One of the most significant debates was around the issue of the collection of official documents, a question which was raised during the presentation made by Maria Lucia Fattorelli (coordinator of the citizen audit in Brazil), co-leader of the audit’s Methodology group. The issue is that, in addition to all the documents and information gathered by the members of the Committee, the various Institutions will have to respond to the Committee’s questions if its work is to be done under proper conditions.
During these four days, several authorities have demonstrated full support for the committee, and have promised to provide assistance, in particular as regards collection of documents. An example is the visit by a delegation of the Committee to the vice-Director of the Greek Central Bank. The President of the Committee also announced that she would send the different requests that will enable the Committee to have access to all documents already in the Parliament’s possession.

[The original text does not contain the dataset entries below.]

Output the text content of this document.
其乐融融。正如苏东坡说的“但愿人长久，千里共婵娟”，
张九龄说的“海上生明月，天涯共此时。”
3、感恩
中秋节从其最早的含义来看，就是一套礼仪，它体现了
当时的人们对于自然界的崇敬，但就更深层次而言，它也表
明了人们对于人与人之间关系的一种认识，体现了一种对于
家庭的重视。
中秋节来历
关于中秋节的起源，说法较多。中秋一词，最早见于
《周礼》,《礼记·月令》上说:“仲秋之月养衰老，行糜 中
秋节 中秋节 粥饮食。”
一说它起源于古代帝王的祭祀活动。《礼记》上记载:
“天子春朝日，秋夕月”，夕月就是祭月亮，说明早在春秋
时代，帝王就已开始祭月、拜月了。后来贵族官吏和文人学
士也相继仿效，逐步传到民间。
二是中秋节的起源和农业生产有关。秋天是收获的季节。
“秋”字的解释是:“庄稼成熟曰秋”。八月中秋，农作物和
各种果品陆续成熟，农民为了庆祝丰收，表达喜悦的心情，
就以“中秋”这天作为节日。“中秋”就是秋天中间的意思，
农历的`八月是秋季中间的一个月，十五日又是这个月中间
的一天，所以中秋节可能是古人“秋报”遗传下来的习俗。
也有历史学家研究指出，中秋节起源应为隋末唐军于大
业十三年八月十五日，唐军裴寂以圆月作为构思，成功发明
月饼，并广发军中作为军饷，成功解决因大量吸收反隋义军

Finally, in order to facilitate relations with the ministries and the various public administrations, but also to facilitate the internal organisation of the Committee’s requests, a secretariat specifically dedicated to these tasks has been set up.
In the context of information collection, the Committee will also hear a number of people whose testimony can provide information that will be useful, and even essential, to the committee’s work. Accordingly a subcommittee has been set up with the task of preparing for and conducting hearings. An initial list has been drawn up by all the members of the Committee, and the first requests to appear should be issued shortly.
Definitions are ripening
A workgroup led by Cephas Lumina, former UN rapporteur on the effects of debt on the exercise of human rights, was tasked with drafting definitions of “illegitimate”, “illegal”, “odious” and “unsustainable” debt. This was a crucial issue, since the Committee’s official mandate, among other tasks, is to identify such debts. The proposed definitions were largely accepted in substance, and consensus was reached around them after a few amendments were made. They will be presented in the preliminary report to be filed in mid-June.
This means that much work remains to be done by the Committee between now and then in order to successfully complete this historic initiative, unique in Europe, which we hope will inspire other countries and encourage other peoples to demand an audit of their public debt! Note that a parliamentary audit Committee has been launched in Argentina.